Challenges To Aviation Safety:
• Regulatory Weakness: DGCA lacks independent technical expertise and relies heavily on FAA/EASA for safety decisions. This undermines India’s ability to take proactive, indigenous safety measures.
• Airspace Encroachment: Over 1,000 vertical obstacles violate IHS norms around Mumbai airport alone. Judicial PILs show how MoCA and DGCA bypassed earlier statutory restrictions.
• Pilot & Crew Fatigue: Airlines violate Flight Duty Time Limitations under DGCA-approved exemptions. Whistle-blowers face dismissal or demotion, silencing critical safety warnings.

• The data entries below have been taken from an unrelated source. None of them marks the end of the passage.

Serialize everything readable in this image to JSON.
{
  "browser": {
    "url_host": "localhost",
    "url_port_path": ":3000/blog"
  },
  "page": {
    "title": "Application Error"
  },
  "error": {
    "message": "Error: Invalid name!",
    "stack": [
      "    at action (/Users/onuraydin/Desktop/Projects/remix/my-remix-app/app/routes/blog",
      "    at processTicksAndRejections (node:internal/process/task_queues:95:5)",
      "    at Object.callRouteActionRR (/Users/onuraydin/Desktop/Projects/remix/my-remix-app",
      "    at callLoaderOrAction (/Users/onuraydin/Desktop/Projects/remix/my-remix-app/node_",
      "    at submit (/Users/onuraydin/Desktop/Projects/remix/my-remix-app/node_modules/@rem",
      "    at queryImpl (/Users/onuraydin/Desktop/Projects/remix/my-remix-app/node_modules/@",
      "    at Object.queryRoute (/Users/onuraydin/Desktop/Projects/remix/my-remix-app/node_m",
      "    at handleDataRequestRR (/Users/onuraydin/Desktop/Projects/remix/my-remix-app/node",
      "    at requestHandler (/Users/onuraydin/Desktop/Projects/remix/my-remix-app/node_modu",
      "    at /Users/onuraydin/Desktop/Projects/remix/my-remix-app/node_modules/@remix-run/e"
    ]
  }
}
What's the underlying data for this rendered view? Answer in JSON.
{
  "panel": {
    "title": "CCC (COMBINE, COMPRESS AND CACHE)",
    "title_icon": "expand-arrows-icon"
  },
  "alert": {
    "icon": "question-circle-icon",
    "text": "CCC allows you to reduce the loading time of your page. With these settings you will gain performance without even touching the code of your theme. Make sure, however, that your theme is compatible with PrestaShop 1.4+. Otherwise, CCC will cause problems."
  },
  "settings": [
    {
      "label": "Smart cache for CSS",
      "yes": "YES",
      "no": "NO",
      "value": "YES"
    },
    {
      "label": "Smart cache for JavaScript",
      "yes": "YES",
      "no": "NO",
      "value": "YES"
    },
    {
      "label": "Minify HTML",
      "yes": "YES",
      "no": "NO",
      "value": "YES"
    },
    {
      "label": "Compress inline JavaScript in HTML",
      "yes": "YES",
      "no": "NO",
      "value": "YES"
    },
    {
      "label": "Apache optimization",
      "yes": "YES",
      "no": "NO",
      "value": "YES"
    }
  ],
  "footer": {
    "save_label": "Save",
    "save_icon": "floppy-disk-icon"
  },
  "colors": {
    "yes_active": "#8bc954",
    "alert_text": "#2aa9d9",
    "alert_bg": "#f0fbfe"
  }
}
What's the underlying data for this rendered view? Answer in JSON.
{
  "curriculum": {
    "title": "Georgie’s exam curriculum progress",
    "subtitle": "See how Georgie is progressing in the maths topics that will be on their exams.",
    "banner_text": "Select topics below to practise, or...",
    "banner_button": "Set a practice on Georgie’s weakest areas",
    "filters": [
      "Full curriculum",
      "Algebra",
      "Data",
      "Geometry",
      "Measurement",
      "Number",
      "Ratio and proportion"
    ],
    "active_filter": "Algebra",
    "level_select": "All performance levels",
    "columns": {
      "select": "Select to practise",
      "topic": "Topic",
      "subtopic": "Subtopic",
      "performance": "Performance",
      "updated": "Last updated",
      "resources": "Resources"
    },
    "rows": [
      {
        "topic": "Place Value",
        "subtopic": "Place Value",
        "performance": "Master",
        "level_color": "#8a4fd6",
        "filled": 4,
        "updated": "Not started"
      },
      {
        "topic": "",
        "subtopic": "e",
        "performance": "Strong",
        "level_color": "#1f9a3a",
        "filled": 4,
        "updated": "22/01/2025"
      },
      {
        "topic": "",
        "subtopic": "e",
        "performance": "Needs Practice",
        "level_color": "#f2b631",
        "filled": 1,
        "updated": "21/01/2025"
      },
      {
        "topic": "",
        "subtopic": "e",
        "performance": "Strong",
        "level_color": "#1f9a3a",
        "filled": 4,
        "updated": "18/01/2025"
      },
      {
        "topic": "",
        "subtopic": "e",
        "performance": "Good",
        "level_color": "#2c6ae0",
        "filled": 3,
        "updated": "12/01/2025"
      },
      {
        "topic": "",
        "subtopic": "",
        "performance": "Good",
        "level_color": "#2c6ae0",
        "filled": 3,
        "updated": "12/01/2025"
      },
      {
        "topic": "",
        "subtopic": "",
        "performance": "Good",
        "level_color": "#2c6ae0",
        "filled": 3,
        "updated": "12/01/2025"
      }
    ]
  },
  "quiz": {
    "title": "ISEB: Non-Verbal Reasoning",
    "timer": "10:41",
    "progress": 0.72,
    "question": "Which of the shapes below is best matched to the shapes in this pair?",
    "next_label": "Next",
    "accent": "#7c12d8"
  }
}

• Maintenance Gaps: AMEs face overwork without regulated duty hours; technicians with lesser skills are used. This cost-cutting practice increases the likelihood of undetected mechanical failures.
• ATC Shortages: India faces an acute shortage of trained Air Traffic Control Officers across sectors. Duty-time limits and licensing reforms recommended post-Mangalore crash remain pending.
• Infrastructural Overreach: High-rise buildings approved around airports violate safety buffer zones.
Way Ahead:
• Independent Safety Regulator: Create an autonomous body to monitor aviation safety outside MoCA’s administrative ambit. This will ensure unbiased investigations and stricter regulatory enforcement.
• Stringent Obstacle Control: Restore legal frameworks like the Aircraft Act and S.O. 988 for obstacle regulation. Enforce height restrictions around airports through statutory mechanisms.
• Whistleblower Protection: Establish institutional safeguards to protect whistle-blowers from retaliation. Encourage reporting of violations through anonymous and secure channels.
• ATCO and AME Reforms: Fix working hours for AMEs and ATCOs in line with global fatigue norms. Increase recruitment and licensing support to address long-term shortages.
• Global Best Practices: Fully implement ICAO and FAA safety protocols with Indian contextual customization. Strengthen audit, compliance, and public transparency in accident inquiries.
Conclusion:
Aviation safety is not a technical formality—it is a non-negotiable public good. India must match its passenger volume growth with world-class safety culture. Reforms, accountability, and human lives can no longer be postponed—aviation safety must become a national priority.